It was a busy Sunday afternoon and I’m at Lowe’s looking for a new water softener for our home. The product was on display, but not a soul wearing the red and blue vest was nearby to answer a few questions. Not to worry, I whipped out my iPhone, scanned the bar code on the box, and got the basic info I needed to get me started.
A few feet away, a couple were looking at the screen of their phone, discovering that whatever store they were looking for didn’t have a location nearby.
No surprise to anyone trying to find knowledgeable help in a retail store these days, smartphones have replaced interaction with store personnel.
“Mobile In-Store Research: How in-store shoppers are using mobile devices,” a new study from the Google Shopper Council, says 84 percent of mobile shoppers use their phones to help make better purchases while in physical stores.
The report says 82 percent of respondents used mobile search to find information about products.
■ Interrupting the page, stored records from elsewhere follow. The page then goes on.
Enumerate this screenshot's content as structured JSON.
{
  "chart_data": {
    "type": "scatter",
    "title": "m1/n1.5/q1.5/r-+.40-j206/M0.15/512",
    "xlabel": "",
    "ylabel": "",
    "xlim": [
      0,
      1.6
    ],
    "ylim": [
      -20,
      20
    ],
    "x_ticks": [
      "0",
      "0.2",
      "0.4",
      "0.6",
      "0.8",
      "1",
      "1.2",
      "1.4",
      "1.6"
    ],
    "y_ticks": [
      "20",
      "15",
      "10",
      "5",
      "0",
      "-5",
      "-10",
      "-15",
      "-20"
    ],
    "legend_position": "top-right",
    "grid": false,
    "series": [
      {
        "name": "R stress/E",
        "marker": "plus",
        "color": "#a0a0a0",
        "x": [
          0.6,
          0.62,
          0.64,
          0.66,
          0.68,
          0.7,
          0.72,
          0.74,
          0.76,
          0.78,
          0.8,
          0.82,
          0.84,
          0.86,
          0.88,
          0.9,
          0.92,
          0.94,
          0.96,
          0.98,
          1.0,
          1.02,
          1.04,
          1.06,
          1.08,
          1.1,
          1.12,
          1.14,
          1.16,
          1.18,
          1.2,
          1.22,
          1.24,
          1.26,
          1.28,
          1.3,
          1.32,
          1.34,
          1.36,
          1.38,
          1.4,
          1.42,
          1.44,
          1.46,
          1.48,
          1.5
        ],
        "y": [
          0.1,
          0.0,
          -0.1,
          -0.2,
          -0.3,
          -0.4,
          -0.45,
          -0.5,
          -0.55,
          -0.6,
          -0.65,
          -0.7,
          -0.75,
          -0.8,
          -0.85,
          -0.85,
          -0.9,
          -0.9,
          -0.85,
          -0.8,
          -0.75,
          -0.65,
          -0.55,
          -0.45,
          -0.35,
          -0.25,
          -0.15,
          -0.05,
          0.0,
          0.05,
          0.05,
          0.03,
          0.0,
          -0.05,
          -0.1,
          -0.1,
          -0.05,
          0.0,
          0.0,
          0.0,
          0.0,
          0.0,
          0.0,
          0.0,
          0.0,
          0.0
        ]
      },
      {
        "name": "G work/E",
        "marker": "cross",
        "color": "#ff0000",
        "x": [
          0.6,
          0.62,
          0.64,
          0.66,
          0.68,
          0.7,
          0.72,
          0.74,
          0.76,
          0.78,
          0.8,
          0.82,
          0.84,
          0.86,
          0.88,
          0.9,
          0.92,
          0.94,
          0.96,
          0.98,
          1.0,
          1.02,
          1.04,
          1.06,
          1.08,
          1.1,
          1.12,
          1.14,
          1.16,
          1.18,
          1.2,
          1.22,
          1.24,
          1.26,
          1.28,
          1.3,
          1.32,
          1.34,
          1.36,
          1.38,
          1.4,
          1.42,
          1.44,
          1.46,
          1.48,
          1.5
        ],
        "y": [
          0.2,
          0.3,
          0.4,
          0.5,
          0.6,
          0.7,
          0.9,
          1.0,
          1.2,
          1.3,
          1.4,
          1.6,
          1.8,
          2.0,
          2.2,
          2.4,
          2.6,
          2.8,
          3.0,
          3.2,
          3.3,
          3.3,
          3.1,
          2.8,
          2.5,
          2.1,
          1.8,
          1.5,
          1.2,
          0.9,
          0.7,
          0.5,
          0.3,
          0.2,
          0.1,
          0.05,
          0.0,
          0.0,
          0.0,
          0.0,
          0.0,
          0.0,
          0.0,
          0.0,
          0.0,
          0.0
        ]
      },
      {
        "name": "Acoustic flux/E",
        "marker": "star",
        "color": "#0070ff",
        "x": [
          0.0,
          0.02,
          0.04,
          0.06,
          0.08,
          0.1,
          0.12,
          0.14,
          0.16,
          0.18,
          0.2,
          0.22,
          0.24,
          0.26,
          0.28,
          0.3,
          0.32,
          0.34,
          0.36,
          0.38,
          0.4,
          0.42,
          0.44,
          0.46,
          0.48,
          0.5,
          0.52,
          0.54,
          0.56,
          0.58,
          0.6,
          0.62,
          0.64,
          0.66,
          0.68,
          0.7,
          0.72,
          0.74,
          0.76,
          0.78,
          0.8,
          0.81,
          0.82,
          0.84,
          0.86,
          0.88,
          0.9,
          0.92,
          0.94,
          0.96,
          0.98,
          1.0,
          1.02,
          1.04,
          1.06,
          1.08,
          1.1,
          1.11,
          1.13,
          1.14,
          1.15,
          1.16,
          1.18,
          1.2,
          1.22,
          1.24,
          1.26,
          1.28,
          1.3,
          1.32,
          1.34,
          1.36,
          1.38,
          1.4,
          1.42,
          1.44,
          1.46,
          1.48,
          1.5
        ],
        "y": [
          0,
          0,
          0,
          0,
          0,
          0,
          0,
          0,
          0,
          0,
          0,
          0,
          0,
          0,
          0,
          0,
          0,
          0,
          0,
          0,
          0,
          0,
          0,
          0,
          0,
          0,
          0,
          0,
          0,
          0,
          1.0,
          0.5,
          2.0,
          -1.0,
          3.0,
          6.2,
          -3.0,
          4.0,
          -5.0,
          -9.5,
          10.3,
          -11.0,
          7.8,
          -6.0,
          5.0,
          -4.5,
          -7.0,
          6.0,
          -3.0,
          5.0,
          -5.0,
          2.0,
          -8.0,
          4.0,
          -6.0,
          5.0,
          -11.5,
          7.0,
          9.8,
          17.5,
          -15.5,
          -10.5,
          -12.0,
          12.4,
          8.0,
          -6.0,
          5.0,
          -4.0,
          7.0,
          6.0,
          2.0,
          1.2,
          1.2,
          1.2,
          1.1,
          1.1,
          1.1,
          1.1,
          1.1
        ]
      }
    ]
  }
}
Comparing prices (53 percent), seeking offers and promotions (39 percent), finding locations of other stores (36 percent) and getting hours of the store (35 percent) were other top uses.
The study discovered that one-third of respondents would rather consult their phone than ask a person for information in store, assuming anyone was available.
By the way, I never found anyone at Lowe’s to get my “how much to install it” question answered. A subsequent stop at Sears down the street was met by a real live person in appliances who was trained about the product, handed me some literature, reassured me that the installer knew what he was doing, and made some recommendations, all which resulted in a sale. While I was there, I picked up a garage door opener, too.